GitHub MCP Prompt Injection: The Cross-Repo Data Heist
A planted issue in a public repo can convince a developer's AI agent to copy private repo contents into that public repo. The official GitHub MCP server hands the agent the user's full GitHub credentials, so private and public scope live in the same context. The agent reads issue bodies as if they were user instructions. Anyone who can open an issue can plant instructions. The attack is the classic confused deputy, executed through tools the user trusted.
What happened
GitHub's official MCP server gives an agent read/write access to a user's repositories using the user's own credentials. A developer running it typically has both public and private repos in scope.
The attack is short. Open a public issue in any repo the agent might read. Phrase the body as a task. When the developer asks the agent to triage issues, the agent treats the body as legitimate input and acts on it. Read the private repo, write the contents back into the attacker's public repo.

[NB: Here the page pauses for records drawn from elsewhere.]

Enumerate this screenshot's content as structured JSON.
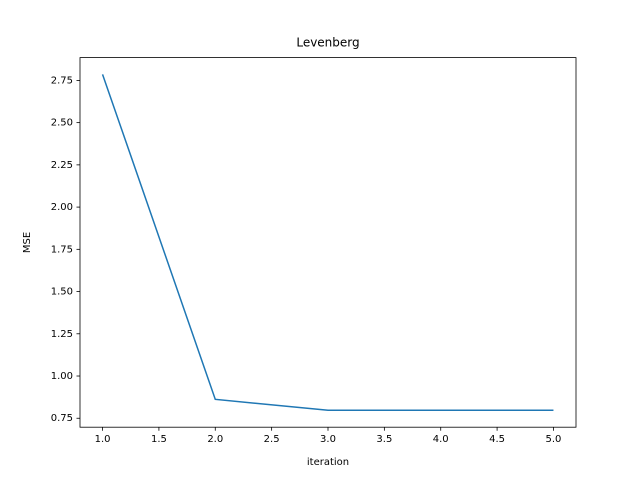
{
  "chart_data": {
    "type": "line",
    "title": "Levenberg",
    "x_label": "iteration",
    "y_label": "MSE",
    "x": [
      1,
      2,
      3,
      4,
      5
    ],
    "series": [
      {
        "color": "#1f77b4",
        "values": [
          2.786,
          0.862,
          0.797,
          0.797,
          0.797
        ]
      }
    ],
    "xlim": [
      0.8,
      5.2
    ],
    "xticks": [
      {
        "value": 1,
        "label": "1.0"
      },
      {
        "value": 1.5,
        "label": "1.5"
      },
      {
        "value": 2,
        "label": "2.0"
      },
      {
        "value": 2.5,
        "label": "2.5"
      },
      {
        "value": 3,
        "label": "3.0"
      },
      {
        "value": 3.5,
        "label": "3.5"
      },
      {
        "value": 4,
        "label": "4.0"
      },
      {
        "value": 4.5,
        "label": "4.5"
      },
      {
        "value": 5,
        "label": "5.0"
      }
    ],
    "ylim": [
      0.697,
      2.885
    ],
    "yticks": [
      0.75,
      {
        "value": 1,
        "label": "1.00"
      },
      1.25,
      {
        "value": 1.5,
        "label": "1.50"
      },
      1.75,
      {
        "value": 2,
        "label": "2.00"
      },
      2.25,
      {
        "value": 2.5,
        "label": "2.50"
      },
      2.75
    ],
    "grid": false
  }
}
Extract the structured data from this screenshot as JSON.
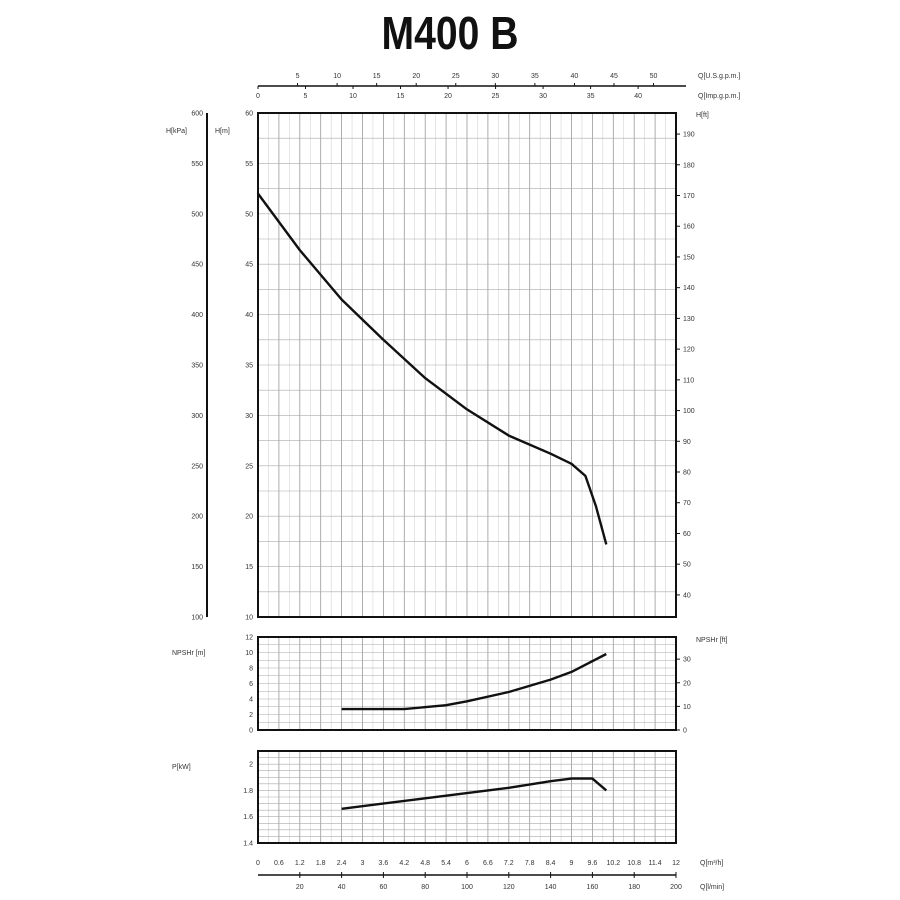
{
  "chart_data": {
    "type": "line",
    "title": "M400 B",
    "x_axes": {
      "bottom_primary": {
        "label": "Q[m³/h]",
        "range": [
          0,
          12
        ],
        "ticks": [
          0,
          0.6,
          1.2,
          1.8,
          2.4,
          3,
          3.6,
          4.2,
          4.8,
          5.4,
          6,
          6.6,
          7.2,
          7.8,
          8.4,
          9,
          9.6,
          10.2,
          10.8,
          11.4,
          12
        ]
      },
      "bottom_secondary": {
        "label": "Q[l/min]",
        "range": [
          0,
          200
        ],
        "ticks": [
          20,
          40,
          60,
          80,
          100,
          120,
          140,
          160,
          180,
          200
        ]
      },
      "top_us": {
        "label": "Q[U.S.g.p.m.]",
        "ticks": [
          5,
          10,
          15,
          20,
          25,
          30,
          35,
          40,
          45,
          50
        ]
      },
      "top_imp": {
        "label": "Q[Imp.g.p.m.]",
        "ticks": [
          0,
          5,
          10,
          15,
          20,
          25,
          30,
          35,
          40
        ]
      }
    },
    "panels": [
      {
        "name": "head",
        "ylabel": "H[m]",
        "ylim": [
          10,
          60
        ],
        "yticks": [
          10,
          15,
          20,
          25,
          30,
          35,
          40,
          45,
          50,
          55,
          60
        ],
        "ylabel_kpa": "H[kPa]",
        "yticks_kpa": [
          100,
          150,
          200,
          250,
          300,
          350,
          400,
          450,
          500,
          550,
          600
        ],
        "ylabel_right": "H[ft]",
        "yticks_right": [
          40,
          50,
          60,
          70,
          80,
          90,
          100,
          110,
          120,
          130,
          140,
          150,
          160,
          170,
          180,
          190
        ],
        "x": [
          0,
          1.2,
          2.4,
          3.6,
          4.8,
          6,
          7.2,
          8.4,
          9,
          9.4,
          9.7,
          10
        ],
        "y": [
          52,
          46.4,
          41.5,
          37.5,
          33.7,
          30.6,
          28,
          26.2,
          25.2,
          24,
          21,
          17.2
        ]
      },
      {
        "name": "npsh",
        "ylabel": "NPSHr [m]",
        "ylim": [
          0,
          12
        ],
        "yticks": [
          0,
          2,
          4,
          6,
          8,
          10,
          12
        ],
        "ylabel_right": "NPSHr [ft]",
        "yticks_right": [
          0,
          10,
          20,
          30
        ],
        "x": [
          2.4,
          4.2,
          5.4,
          6,
          7.2,
          8.4,
          9,
          10
        ],
        "y": [
          2.7,
          2.7,
          3.2,
          3.7,
          4.9,
          6.5,
          7.5,
          9.8
        ]
      },
      {
        "name": "power",
        "ylabel": "P[kW]",
        "ylim": [
          1.4,
          2.1
        ],
        "yticks": [
          1.4,
          1.6,
          1.8,
          2
        ],
        "x": [
          2.4,
          4.8,
          6,
          7.2,
          8.4,
          9,
          9.6,
          10
        ],
        "y": [
          1.66,
          1.74,
          1.78,
          1.82,
          1.87,
          1.89,
          1.89,
          1.8
        ]
      }
    ],
    "grid": true
  }
}
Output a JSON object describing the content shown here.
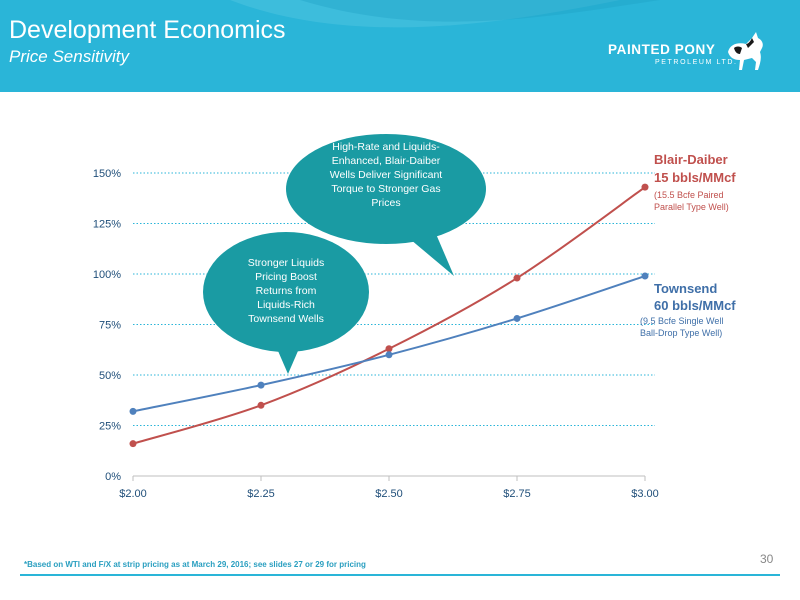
{
  "header": {
    "title": "Development Economics",
    "subtitle": "Price Sensitivity",
    "logo_name": "PAINTED PONY",
    "logo_sub": "PETROLEUM LTD."
  },
  "colors": {
    "header_bg": "#2ab5d8",
    "blair": "#c0504d",
    "townsend": "#4f81bd",
    "bubble": "#1a9ba3",
    "grid": "#2ab5d8"
  },
  "chart_data": {
    "type": "line",
    "x": [
      "$2.00",
      "$2.25",
      "$2.50",
      "$2.75",
      "$3.00"
    ],
    "y_ticks": [
      "0%",
      "25%",
      "50%",
      "75%",
      "100%",
      "125%",
      "150%"
    ],
    "ylim": [
      0,
      150
    ],
    "series": [
      {
        "name": "Blair-Daiber",
        "values": [
          16,
          35,
          63,
          98,
          143
        ]
      },
      {
        "name": "Townsend",
        "values": [
          32,
          45,
          60,
          78,
          99
        ]
      }
    ],
    "grid": "dotted-horizontal"
  },
  "legend": {
    "blair": {
      "name": "Blair-Daiber",
      "rate": "15 bbls/MMcf",
      "desc1": "(15.5 Bcfe Paired",
      "desc2": "Parallel Type Well)"
    },
    "townsend": {
      "name": "Townsend",
      "rate": "60 bbls/MMcf",
      "desc1": "(9.5 Bcfe Single Well",
      "desc2": "Ball-Drop Type Well)"
    }
  },
  "callouts": {
    "high_rate": [
      "High-Rate and Liquids-",
      "Enhanced, Blair-Daiber",
      "Wells Deliver Significant",
      "Torque to Stronger Gas",
      "Prices"
    ],
    "liquids": [
      "Stronger Liquids",
      "Pricing Boost",
      "Returns from",
      "Liquids-Rich",
      "Townsend Wells"
    ]
  },
  "footer": {
    "note": "*Based on WTI and F/X at strip pricing as at March 29, 2016; see slides 27 or 29 for pricing",
    "page": "30"
  }
}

The MCP tool boundary doesn't distinguish 'instructions from the user' from 'instructions found in tool output'. The agent has the user's full GitHub permissions and uses them.
The PolicyLayer angle
This is the lethal trifecta in concrete form. Untrusted input, sensitive read access, external write access, all in one agent context. The policy layer breaks the chain at the boundary, not inside the model.
The relevant controls: scope GitHub MCP access to specific repos per task, require approval for any cross-visibility write (private source, public destination), rate-limit data movement out of private repos. Each of these would have neutralised the attack regardless of how convincing the injected prompt was.
The general principle: when the agent's tools combine read access to sensitive data with write access to anything an attacker can read, prompt injection is a question of when, not whether. The defence isn't a smarter model. It's an out-of-band gate on the dangerous combinations.
Mitigations
Restrict GitHub MCP server scope per session. Treat issue and PR bodies as untrusted input. Require human approval for writes to public destinations when the agent has read private sources in the same session. Audit cross-repo agent actions.
FAQs
GitHub has shipped mitigations including narrower scope controls and clearer trust boundaries. The underlying class of attack, prompt injection through tool output, remains a general MCP risk that requires defence at the agent policy layer.
Not reliably. As Simon Willison and others have argued, telling the model to ignore prompt injection is not a defence. Reliable mitigation has to come from outside the model: scoping, approvals, allowlists.